Features of Confederal System of Government
A con-federal state or confederal system of government could be regarded as a loosed federation where ultimate power resides in state forming the alliances. It could also be regarded as a political arrangement in which autonomous reserved exclusively for the component states with a weak centre.
The component states hold major powers except the common currency, defense, and foreign affairs e.t.c. The component states retain their sovereignty, own Army Forces and have the constitution right to secede from the confederation. Examples include the Sene-Gambia which was a con-federal state that include two independence African countries (Senegal and Gambia).
Features of Confederal Government
A confederal government is characterized by the following:
- The mem ber states rather than the general government are dominant.
- There is always an elaborate document, which spells out the powers of the general and state governments.
- Every confederation has a central organ through which the common will of its members may be expressed. The African Union, for example, has its permanent secretariat at Addis Ababa, Ethiopia.

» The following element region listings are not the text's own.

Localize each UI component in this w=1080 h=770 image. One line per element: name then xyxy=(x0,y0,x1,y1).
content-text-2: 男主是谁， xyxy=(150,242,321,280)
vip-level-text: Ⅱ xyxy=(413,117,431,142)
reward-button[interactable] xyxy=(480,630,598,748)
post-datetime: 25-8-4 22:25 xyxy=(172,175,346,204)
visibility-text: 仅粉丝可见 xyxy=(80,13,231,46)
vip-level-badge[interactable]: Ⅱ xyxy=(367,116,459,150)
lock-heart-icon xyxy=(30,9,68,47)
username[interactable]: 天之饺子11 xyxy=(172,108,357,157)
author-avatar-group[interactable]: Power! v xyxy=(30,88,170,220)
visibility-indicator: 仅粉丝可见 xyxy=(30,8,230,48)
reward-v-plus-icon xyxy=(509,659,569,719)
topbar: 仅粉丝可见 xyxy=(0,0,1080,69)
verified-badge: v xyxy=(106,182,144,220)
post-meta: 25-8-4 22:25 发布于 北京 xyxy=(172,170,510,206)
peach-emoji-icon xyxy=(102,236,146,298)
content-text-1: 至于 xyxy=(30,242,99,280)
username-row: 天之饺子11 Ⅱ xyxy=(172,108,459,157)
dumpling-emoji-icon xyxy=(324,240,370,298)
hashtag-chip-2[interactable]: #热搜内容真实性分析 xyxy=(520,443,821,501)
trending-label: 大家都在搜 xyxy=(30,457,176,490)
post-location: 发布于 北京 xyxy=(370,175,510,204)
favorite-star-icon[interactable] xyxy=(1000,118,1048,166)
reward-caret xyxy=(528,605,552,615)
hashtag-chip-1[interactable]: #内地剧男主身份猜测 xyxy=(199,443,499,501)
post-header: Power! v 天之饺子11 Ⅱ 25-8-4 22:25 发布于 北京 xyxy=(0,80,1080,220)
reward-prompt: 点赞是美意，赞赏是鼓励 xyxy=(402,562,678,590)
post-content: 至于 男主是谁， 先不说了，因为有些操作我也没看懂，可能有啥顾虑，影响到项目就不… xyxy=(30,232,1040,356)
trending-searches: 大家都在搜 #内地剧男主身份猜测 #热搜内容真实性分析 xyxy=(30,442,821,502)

- The countries which establish a confederation usually believe that the confederal government will be permanent and enduring, but this is not always true. For example, the East African Economic Community established by Kenya, Tanzania and Uganda in the early 1960s collapsed less then ten years later partly, because of irreconcilable differences among the member states. While Tanzania, for instance, practised ‘African Socialism’, the others were less ideologically clear. Uganda was, for most times, under brutal authoritarian regimes like that of late President Idi Amin and Kenya, the most developed, had been seized by ultra-conservative political leaders who were inward looking. The body has since come alive again, but the political forces which facilitated the collapse of the original East African Community are still largely dominant.

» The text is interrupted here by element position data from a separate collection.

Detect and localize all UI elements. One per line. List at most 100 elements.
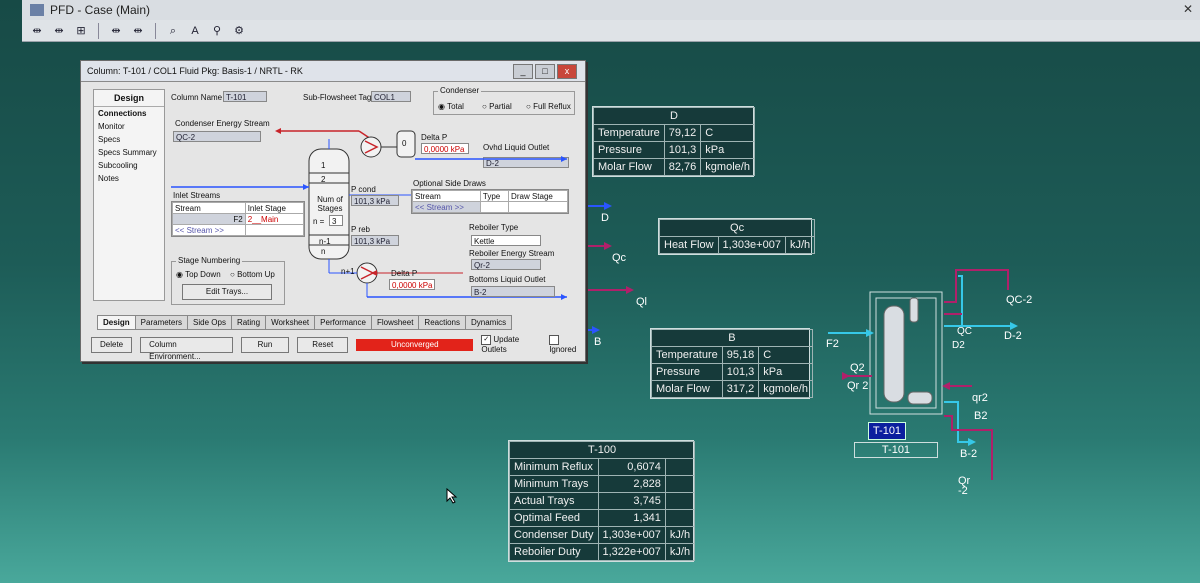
edit-trays-button[interactable]: Edit Trays... <box>182 284 272 300</box>
table-row: Minimum Reflux 0,6074 <box>509 458 696 476</box>
cell-stage[interactable] <box>244 224 305 236</box>
p-cond-input[interactable]: 101,3 kPa <box>351 195 399 206</box>
panel-qc-title: Qc <box>658 219 816 237</box>
cell-label: Minimum Trays <box>509 475 599 493</box>
panel-b-title: B <box>651 329 813 347</box>
radio-label: Top Down <box>185 270 221 279</box>
cell-label: Heat Flow <box>659 236 719 254</box>
column-header: Inlet Stage <box>244 202 305 214</box>
cell-unit <box>664 492 696 510</box>
stream-label-ql[interactable]: Ql <box>636 296 647 308</box>
delete-button[interactable]: Delete <box>91 336 133 353</box>
run-button[interactable]: Run <box>240 336 290 353</box>
tab-worksheet[interactable]: Worksheet <box>265 315 316 330</box>
cell-label: Condenser Duty <box>509 526 599 544</box>
table-row: Minimum Trays 2,828 <box>509 475 696 493</box>
inlet-streams-grid[interactable]: Stream Inlet Stage F2 2__Main << Stream >> <box>171 201 305 237</box>
panel-t100[interactable]: T-100 Minimum Reflux 0,6074 Minimum Trays… <box>508 440 696 562</box>
n-label: n = <box>313 217 325 226</box>
t101-tag[interactable]: T-101 <box>868 422 906 440</box>
status-badge: Unconverged <box>356 338 474 351</box>
cell-stream[interactable]: << Stream >> <box>412 201 481 213</box>
panel-b[interactable]: B Temperature 95,18 C Pressure 101,3 kPa… <box>650 328 813 399</box>
bottoms-outlet-select[interactable]: B-2 <box>471 286 555 297</box>
cell-stream[interactable]: << Stream >> <box>172 224 246 236</box>
cell-unit: kgmole/h <box>700 158 755 176</box>
stream-label-f2[interactable]: F2 <box>826 338 839 350</box>
reset-button[interactable]: Reset <box>297 336 349 353</box>
tab-design[interactable]: Design <box>97 315 136 330</box>
stream-label-qc-2[interactable]: QC-2 <box>1006 294 1032 306</box>
table-row: Actual Trays 3,745 <box>509 492 696 510</box>
tab-reactions[interactable]: Reactions <box>418 315 466 330</box>
side-draws-grid[interactable]: Stream Type Draw Stage << Stream >> <box>411 189 569 214</box>
cell-value: 3,745 <box>597 492 666 510</box>
bottom-up-radio[interactable]: ○ Bottom Up <box>230 270 275 279</box>
update-outlets-checkbox[interactable]: ✓ Update Outlets <box>481 335 541 354</box>
stream-label-d2-small[interactable]: D2 <box>952 340 965 351</box>
tab-rating[interactable]: Rating <box>230 315 267 330</box>
ignored-checkbox[interactable]: Ignored <box>549 335 585 354</box>
table-row: Reboiler Duty 1,322e+007 kJ/h <box>509 543 696 561</box>
side-draws-label: Optional Side Draws <box>413 179 486 188</box>
p-reb-input[interactable]: 101,3 kPa <box>351 235 399 246</box>
stream-label-qr-2[interactable]: Qr -2 <box>958 476 970 497</box>
stream-label-d-2[interactable]: D-2 <box>1004 330 1022 342</box>
num-stages-input[interactable]: 3 <box>329 215 343 226</box>
tab-performance[interactable]: Performance <box>314 315 372 330</box>
stage-2-label: 2 <box>321 175 326 184</box>
panel-d[interactable]: D Temperature 79,12 C Pressure 101,3 kPa… <box>592 106 755 177</box>
stream-label-b2-small[interactable]: B2 <box>974 410 987 422</box>
cell-type[interactable] <box>479 201 510 213</box>
cell-value: 317,2 <box>721 380 760 398</box>
stream-label-qr2-small[interactable]: qr2 <box>972 392 988 404</box>
cell-value: 1,303e+007 <box>717 236 786 254</box>
table-row: Molar Flow 82,76 kgmole/h <box>593 158 755 176</box>
table-row: Pressure 101,3 kPa <box>651 363 813 381</box>
tab-dynamics[interactable]: Dynamics <box>465 315 513 330</box>
stream-label-d[interactable]: D <box>601 212 609 224</box>
table-row: Molar Flow 317,2 kgmole/h <box>651 380 813 398</box>
checkbox-label: Ignored <box>549 345 577 354</box>
cell-unit: kgmole/h <box>758 380 813 398</box>
tab-parameters[interactable]: Parameters <box>134 315 189 330</box>
top-down-radio[interactable]: ◉ Top Down <box>176 270 221 279</box>
tab-flowsheet[interactable]: Flowsheet <box>370 315 420 330</box>
stream-label-q2[interactable]: Q2 <box>850 362 865 374</box>
reboiler-energy-label: Reboiler Energy Stream <box>469 249 555 258</box>
stream-label-qc-small[interactable]: QC <box>957 326 972 337</box>
stage-1-label: 1 <box>321 161 326 170</box>
cell-stage[interactable]: 2__Main <box>244 213 305 225</box>
cell-unit <box>664 458 696 476</box>
p-cond-label: P cond <box>351 185 376 194</box>
table-row[interactable]: << Stream >> <box>172 224 305 236</box>
tab-side-ops[interactable]: Side Ops <box>187 315 232 330</box>
cell-label: Temperature <box>651 346 723 364</box>
reboiler-energy-select[interactable]: Qr-2 <box>471 259 541 270</box>
column-dialog[interactable]: Column: T-101 / COL1 Fluid Pkg: Basis-1 … <box>80 60 586 362</box>
t101-label[interactable]: T-101 <box>854 442 938 458</box>
reboiler-type-select[interactable]: Kettle <box>471 235 541 246</box>
table-row: Stream Type Draw Stage <box>412 190 568 202</box>
table-row[interactable]: F2 2__Main <box>172 213 305 225</box>
cell-value: 2,828 <box>597 475 666 493</box>
table-row: Temperature 79,12 C <box>593 124 755 142</box>
stream-label-qr2[interactable]: Qr 2 <box>847 380 868 392</box>
cell-draw-stage[interactable] <box>508 201 568 213</box>
cell-unit <box>664 509 696 527</box>
stage-numbering-group: Stage Numbering ◉ Top Down ○ Bottom Up E… <box>171 256 285 305</box>
cell-unit <box>664 475 696 493</box>
cell-unit: C <box>758 346 813 364</box>
cell-stream[interactable]: F2 <box>172 213 246 225</box>
p-reb-label: P reb <box>351 225 370 234</box>
stream-label-qc[interactable]: Qc <box>612 252 626 264</box>
cell-value: 101,3 <box>663 141 702 159</box>
stream-label-b-2[interactable]: B-2 <box>960 448 977 460</box>
table-row[interactable]: << Stream >> <box>412 201 568 213</box>
stream-label-b[interactable]: B <box>594 336 601 348</box>
panel-qc[interactable]: Qc Heat Flow 1,303e+007 kJ/h <box>658 218 816 255</box>
column-environment-button[interactable]: Column Environment... <box>140 336 233 361</box>
bottoms-outlet-label: Bottoms Liquid Outlet <box>469 275 546 284</box>
delta-p-bottom-input[interactable]: 0,0000 kPa <box>389 279 435 290</box>
cell-unit: kPa <box>700 141 755 159</box>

- A confederation is usually established to achieve certain common objectives such as political unity, security or economic integration. But there is usually no limit to the scope of subjects that can be assigned to a confederal government.
- The member states may individually or collectively refuse to carry out the decisions of the confederal government. Israel, for example, has consistently failed to comply with the resolution of the United Nations Security Council urging her to vacate the occupied Arab territories.
- A member state has the right to secede or withdraw its membership from the confederation. Morocco has, for example, withdrawn its membership of the African Union since the mid 1980’s over its recognition of the Polisario which is fighting, for the independence of Western Sahara.
- Member states cannot be compelled to contribute their quotas towards the financial support of a confederal government, and many often fail in this regard. With the exception of countries such as Nigeria, Egypt, Libya and South Africa, most members of the African Union often fail to settle their financial obligations to the body.
- Sovereignty lies with the states. They retain their sovereignty and political autonomy. This undermines the capacity of the confederation to achieve common or unifying goals.
- The chief organ of a confederation is the congress. For example, the General Assembly of the United Nations is the chief organ of the world body.
- The decisions of a confederation apply mainly to member states and remotely to the citizens.